Iran warns of 'illegal' US pressure on IAEA after Haley's visit to Vienna

US Ambassador to the UN Nikki Haley (2nd from R) meets with the International Atomic Energy Agency Director General Yukiya Amano in Vienna, Austria, August 23, 2017.

Iran has warned about the consequences of any "illegal" pressure on the UN nuclear agency after US Ambassador to the United Nations Nikki Haley visited Vienna for a possible review of the nuclear agreement with Tehran. 

Iran's permanent mission to the International Atomic Energy Agency (IAEA) issued the warning in a statement on Thursday, a day after Haley met IAEA Director General Yukiya Amano in the Austrian capital. 

The statement said the objectives and the results of Haley’s trip to Vienna “contradict” the Joint Comprehensive Plan of Action (JCPOA) and Resolution 2231, which was adopted on July 20, 2015 to endorse the nuclear deal.

The Islamic Republic, it said, is fully aware of its obligations under the Nuclear Non-Proliferation Treaty (NPT), the Additional Protocol and the JCPOA, and remains committed to their terms.

However, Iran will not allow a specific country to take advantage of the rules for its own political objectives, the statement added.

Iran, the statement said, expects the IAEA head and its inspectors to perform their tasks regarding the JCPOA with professionalism and honesty. 

Prior to her trip to Vienna, Haley claimed that the visit was a fact-finding mission and part of President Donald Trump's review of the nuclear deal with Tehran.

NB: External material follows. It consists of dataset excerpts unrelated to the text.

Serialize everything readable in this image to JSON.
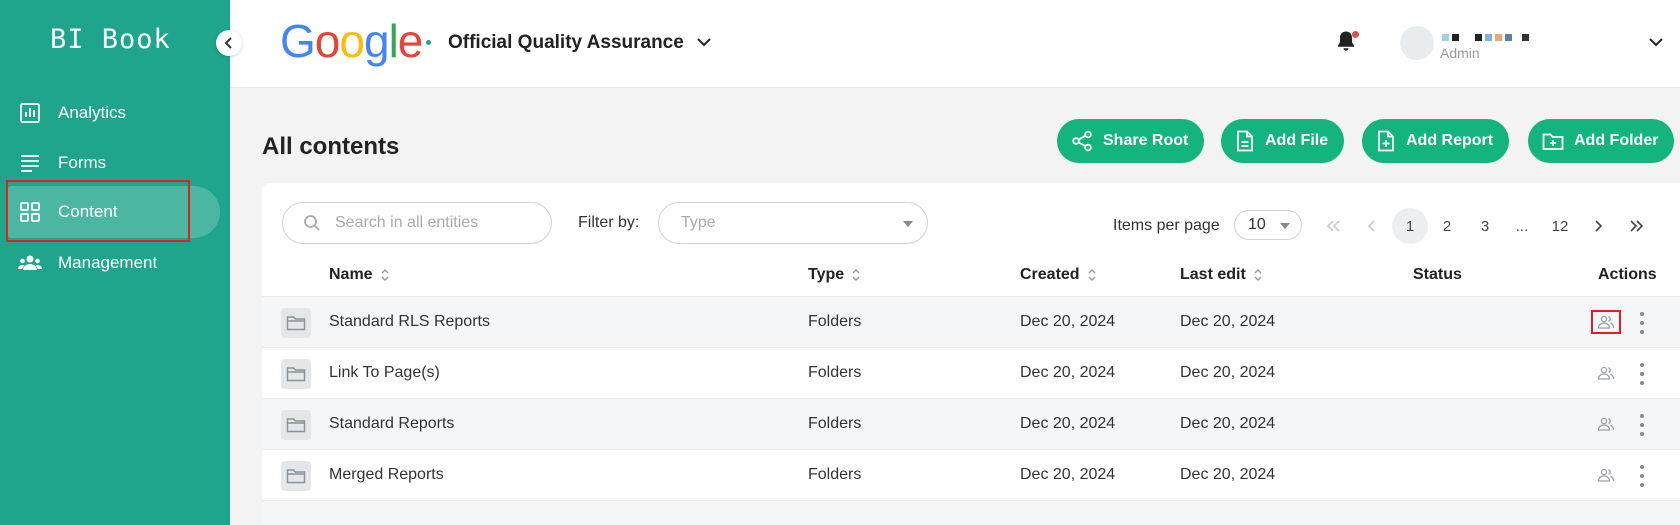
{
  "sidebar": {
    "brand": "BI Book",
    "items": [
      {
        "label": "Analytics",
        "icon": "bar-chart-icon"
      },
      {
        "label": "Forms",
        "icon": "forms-icon"
      },
      {
        "label": "Content",
        "icon": "grid-icon",
        "active": true
      },
      {
        "label": "Management",
        "icon": "users-icon"
      }
    ]
  },
  "header": {
    "logo": "Google",
    "logo_colors": [
      "#4285F4",
      "#EA4335",
      "#FBBC05",
      "#4285F4",
      "#34A853",
      "#EA4335"
    ],
    "org_name": "Official Quality Assurance",
    "user_role": "Admin",
    "notification_dot_color": "#e94b4b"
  },
  "page": {
    "title": "All contents",
    "actions": [
      {
        "label": "Share Root",
        "icon": "share-icon"
      },
      {
        "label": "Add File",
        "icon": "file-icon"
      },
      {
        "label": "Add Report",
        "icon": "add-report-icon"
      },
      {
        "label": "Add Folder",
        "icon": "add-folder-icon"
      }
    ],
    "accent_color": "#13b47d"
  },
  "toolbar": {
    "search_placeholder": "Search in all entities",
    "filter_label": "Filter by:",
    "type_placeholder": "Type",
    "items_per_page_label": "Items per page",
    "items_per_page_value": "10"
  },
  "pagination": {
    "pages": [
      "1",
      "2",
      "3",
      "...",
      "12"
    ],
    "current": "1"
  },
  "table": {
    "columns": [
      "Name",
      "Type",
      "Created",
      "Last edit",
      "Status",
      "Actions"
    ],
    "rows": [
      {
        "name": "Standard RLS Reports",
        "type": "Folders",
        "created": "Dec 20, 2024",
        "last_edit": "Dec 20, 2024",
        "status": ""
      },
      {
        "name": "Link To Page(s)",
        "type": "Folders",
        "created": "Dec 20, 2024",
        "last_edit": "Dec 20, 2024",
        "status": ""
      },
      {
        "name": "Standard Reports",
        "type": "Folders",
        "created": "Dec 20, 2024",
        "last_edit": "Dec 20, 2024",
        "status": ""
      },
      {
        "name": "Merged Reports",
        "type": "Folders",
        "created": "Dec 20, 2024",
        "last_edit": "Dec 20, 2024",
        "status": ""
      }
    ]
  }
}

Washington wants to know if the IAEA plans to inspect Iranian military sites during its verification of Tehran’s compliance with the JCPOA.

The IAEA monitors the technical aspects of the nuclear agreement, which was inked between Iran and the P5+1 countries — namely the US, Russia, China, France, Britain, and Germany — in July 2015 and took effect in January 2016.

Under the deal, limits were put on Iran’s nuclear activities in exchange for the removal of all nuclear-related bans imposed on the Islamic Republic, but the JCPOA does not oblige Iran to open its military sites to inspection.

The IAEA has invariably certified Iran’s commitment to its obligations under the accord but the Trump administration, which took over in January 2017, one year after the JCPOA came into force, has taken a hostile stance toward the deal, repeatedly threatening to tear it up.

Earlier, Iranian Foreign Minister Mohammad Javad Zarif wrote in a letter to the IAEA that Haley's visit undermined "the independence and credibility" of the inspectors and warned the IAEA not to share extra information about the regime's nuclear program.

The trip is aimed at destroying the nuclear deal by raising doubts about the accord’s stability and sustainability, Zarif wrote.

"Any contribution to the destructive approach of the US Administration to undermine ‘successful implementation' of the [nuclear deal], or sharing any information on Iran and its nuclear activities, which is not included in regular updates that Director General provides to the IAEA Board of Governors, with any third party including the US government's envoy will not be in conformity with the above-mentioned provision," he added.